Abstract

Acute lung injury is a lung pathology that presents frequently on the intensive care unit. Chest physiotherapy, in the form of endotracheal suction, alternate side-lying and manual hyperinflation, is usually given to patients with this condition with the intention of removing retained pulmonary secretions and recruiting collapsed distal lung units. Despite this common practice there is insufficient research on the effects of chest physiotherapy in patients with acute lung injury being ventilated mechanically. The aim of the present study was to further understanding of the effects of three modes of treatment in chest physiotherapy in an acute lung injury patient group.
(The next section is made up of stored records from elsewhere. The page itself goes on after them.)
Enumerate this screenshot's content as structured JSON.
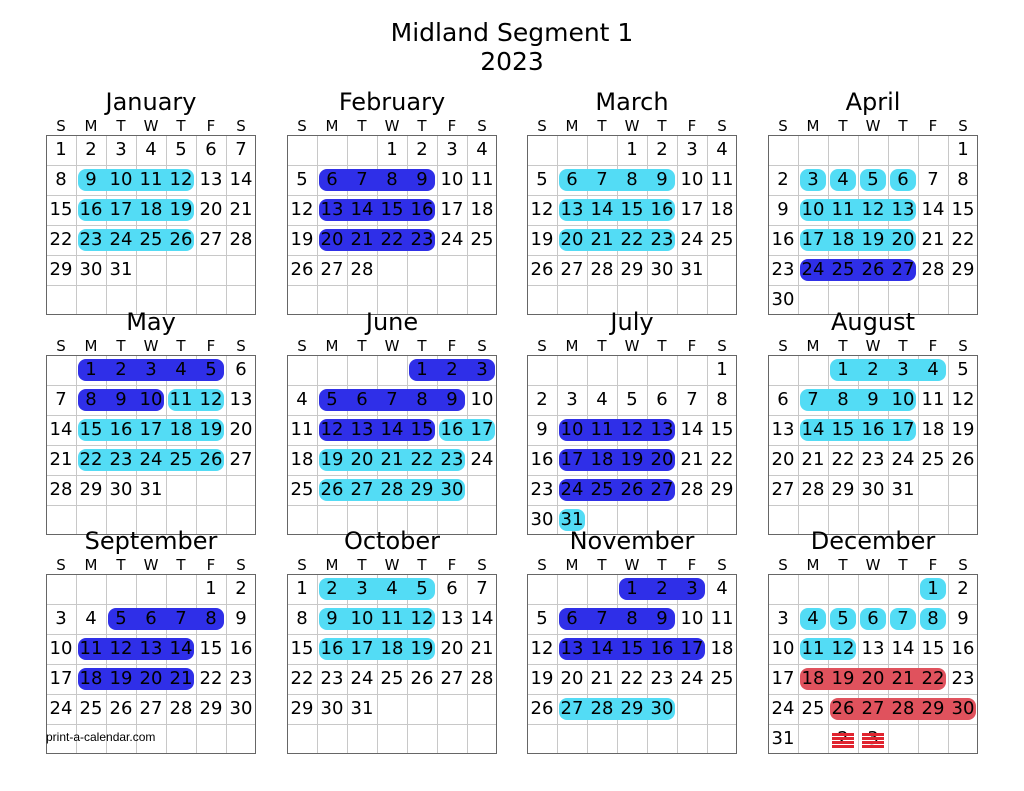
{
  "title": "Midland Segment 1",
  "year": "2023",
  "footer": "print-a-calendar.com",
  "colors": {
    "light": "#53dcf5",
    "dark": "#2f2fe8",
    "red": "#e0525d",
    "strike": "#e0242f"
  },
  "weekdays": [
    "S",
    "M",
    "T",
    "W",
    "T",
    "F",
    "S"
  ],
  "months": [
    {
      "name": "January",
      "offset": 0,
      "days": 31,
      "highlights": [
        {
          "row": 1,
          "from": 1,
          "to": 4,
          "color": "light"
        },
        {
          "row": 2,
          "from": 1,
          "to": 4,
          "color": "light"
        },
        {
          "row": 3,
          "from": 1,
          "to": 4,
          "color": "light"
        }
      ]
    },
    {
      "name": "February",
      "offset": 3,
      "days": 28,
      "highlights": [
        {
          "row": 1,
          "from": 1,
          "to": 4,
          "color": "dark"
        },
        {
          "row": 2,
          "from": 1,
          "to": 4,
          "color": "dark"
        },
        {
          "row": 3,
          "from": 1,
          "to": 4,
          "color": "dark"
        }
      ]
    },
    {
      "name": "March",
      "offset": 3,
      "days": 31,
      "highlights": [
        {
          "row": 1,
          "from": 1,
          "to": 4,
          "color": "light"
        },
        {
          "row": 2,
          "from": 1,
          "to": 4,
          "color": "light"
        },
        {
          "row": 3,
          "from": 1,
          "to": 4,
          "color": "light"
        }
      ]
    },
    {
      "name": "April",
      "offset": 6,
      "days": 30,
      "highlights": [
        {
          "row": 1,
          "from": 1,
          "to": 1,
          "color": "light"
        },
        {
          "row": 1,
          "from": 2,
          "to": 2,
          "color": "light"
        },
        {
          "row": 1,
          "from": 3,
          "to": 3,
          "color": "light"
        },
        {
          "row": 1,
          "from": 4,
          "to": 4,
          "color": "light"
        },
        {
          "row": 2,
          "from": 1,
          "to": 4,
          "color": "light"
        },
        {
          "row": 3,
          "from": 1,
          "to": 4,
          "color": "light"
        },
        {
          "row": 4,
          "from": 1,
          "to": 4,
          "color": "dark"
        }
      ]
    },
    {
      "name": "May",
      "offset": 1,
      "days": 31,
      "highlights": [
        {
          "row": 0,
          "from": 1,
          "to": 5,
          "color": "dark"
        },
        {
          "row": 1,
          "from": 1,
          "to": 3,
          "color": "dark"
        },
        {
          "row": 1,
          "from": 4,
          "to": 5,
          "color": "light"
        },
        {
          "row": 2,
          "from": 1,
          "to": 5,
          "color": "light"
        },
        {
          "row": 3,
          "from": 1,
          "to": 5,
          "color": "light"
        }
      ]
    },
    {
      "name": "June",
      "offset": 4,
      "days": 30,
      "highlights": [
        {
          "row": 0,
          "from": 4,
          "to": 6,
          "color": "dark"
        },
        {
          "row": 1,
          "from": 1,
          "to": 5,
          "color": "dark"
        },
        {
          "row": 2,
          "from": 1,
          "to": 4,
          "color": "dark"
        },
        {
          "row": 2,
          "from": 5,
          "to": 6,
          "color": "light"
        },
        {
          "row": 3,
          "from": 1,
          "to": 5,
          "color": "light"
        },
        {
          "row": 4,
          "from": 1,
          "to": 5,
          "color": "light"
        }
      ]
    },
    {
      "name": "July",
      "offset": 6,
      "days": 31,
      "highlights": [
        {
          "row": 2,
          "from": 1,
          "to": 4,
          "color": "dark"
        },
        {
          "row": 3,
          "from": 1,
          "to": 4,
          "color": "dark"
        },
        {
          "row": 4,
          "from": 1,
          "to": 4,
          "color": "dark"
        },
        {
          "row": 5,
          "from": 1,
          "to": 1,
          "color": "light"
        }
      ]
    },
    {
      "name": "August",
      "offset": 2,
      "days": 31,
      "highlights": [
        {
          "row": 0,
          "from": 2,
          "to": 5,
          "color": "light"
        },
        {
          "row": 1,
          "from": 1,
          "to": 4,
          "color": "light"
        },
        {
          "row": 2,
          "from": 1,
          "to": 4,
          "color": "light"
        }
      ]
    },
    {
      "name": "September",
      "offset": 5,
      "days": 30,
      "highlights": [
        {
          "row": 1,
          "from": 2,
          "to": 5,
          "color": "dark"
        },
        {
          "row": 2,
          "from": 1,
          "to": 4,
          "color": "dark"
        },
        {
          "row": 3,
          "from": 1,
          "to": 4,
          "color": "dark"
        }
      ]
    },
    {
      "name": "October",
      "offset": 0,
      "days": 31,
      "highlights": [
        {
          "row": 0,
          "from": 1,
          "to": 4,
          "color": "light"
        },
        {
          "row": 1,
          "from": 1,
          "to": 4,
          "color": "light"
        },
        {
          "row": 2,
          "from": 1,
          "to": 4,
          "color": "light"
        }
      ]
    },
    {
      "name": "November",
      "offset": 3,
      "days": 30,
      "highlights": [
        {
          "row": 0,
          "from": 3,
          "to": 5,
          "color": "dark"
        },
        {
          "row": 1,
          "from": 1,
          "to": 4,
          "color": "dark"
        },
        {
          "row": 2,
          "from": 1,
          "to": 5,
          "color": "dark"
        },
        {
          "row": 4,
          "from": 1,
          "to": 4,
          "color": "light"
        }
      ]
    },
    {
      "name": "December",
      "offset": 5,
      "days": 31,
      "highlights": [
        {
          "row": 0,
          "from": 5,
          "to": 5,
          "color": "light"
        },
        {
          "row": 1,
          "from": 1,
          "to": 1,
          "color": "light"
        },
        {
          "row": 1,
          "from": 2,
          "to": 2,
          "color": "light"
        },
        {
          "row": 1,
          "from": 3,
          "to": 3,
          "color": "light"
        },
        {
          "row": 1,
          "from": 4,
          "to": 4,
          "color": "light"
        },
        {
          "row": 1,
          "from": 5,
          "to": 5,
          "color": "light"
        },
        {
          "row": 2,
          "from": 1,
          "to": 2,
          "color": "light"
        },
        {
          "row": 3,
          "from": 1,
          "to": 5,
          "color": "red"
        },
        {
          "row": 4,
          "from": 2,
          "to": 6,
          "color": "red"
        }
      ],
      "extra_days": [
        {
          "row": 5,
          "col": 2,
          "label": "2",
          "struck": true
        },
        {
          "row": 5,
          "col": 3,
          "label": "3",
          "struck": true
        }
      ]
    }
  ]
}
This randomized, controlled trial investigated all mechanically ventilated patients with acute lung injury admitted to the adult intensive care unit at Guy's and St Thomas' NHS Trust between August 1996 and July 1997, who matched the inclusion criteria. Patients were randomized into one of three treatment groups: Group 1 (suctioned only); Group 2 (positioned and suctioned); and Group 3 (positioned, manually hyperinflated and suctioned). Baseline and 10, 30 and 60 minutes' post-treatment data were recorded for dynamic pulmonary compliance, arterial blood gases and haemodynamic variables. Results were analysed by use of an SPSS software package with a repeated-measures analysis of variance (ANOVA). Eighteen patients fitted the inclusion criteria. Significant changes were observed in both PaCO2 (p = 0.026) and dynamic compliance (p = 0.019) over time for all three groups. The arterial oxygen to fraction of inspired oxygen ratio (PaO2:FiO2) did not alter significantly in any of the groups. With respect to other oxygenation parameters, mixed venous oxygen saturation (SvO2) showed a significant difference between the groups. Heart rate (HR) and systemic blood pressure (BP) showed statistically significant, but not clinically significant differences over time. Patients with acute lung injury are notably complex to nurse and may require protracted physiotherapy intervention, which may take many forms. As de-recruitment was the single most important event that occurred in the present study population, a prescriptive chest physiotherapy approach to treating mechanically ventilated patients with acute lung should be questioned and adapted accordingly.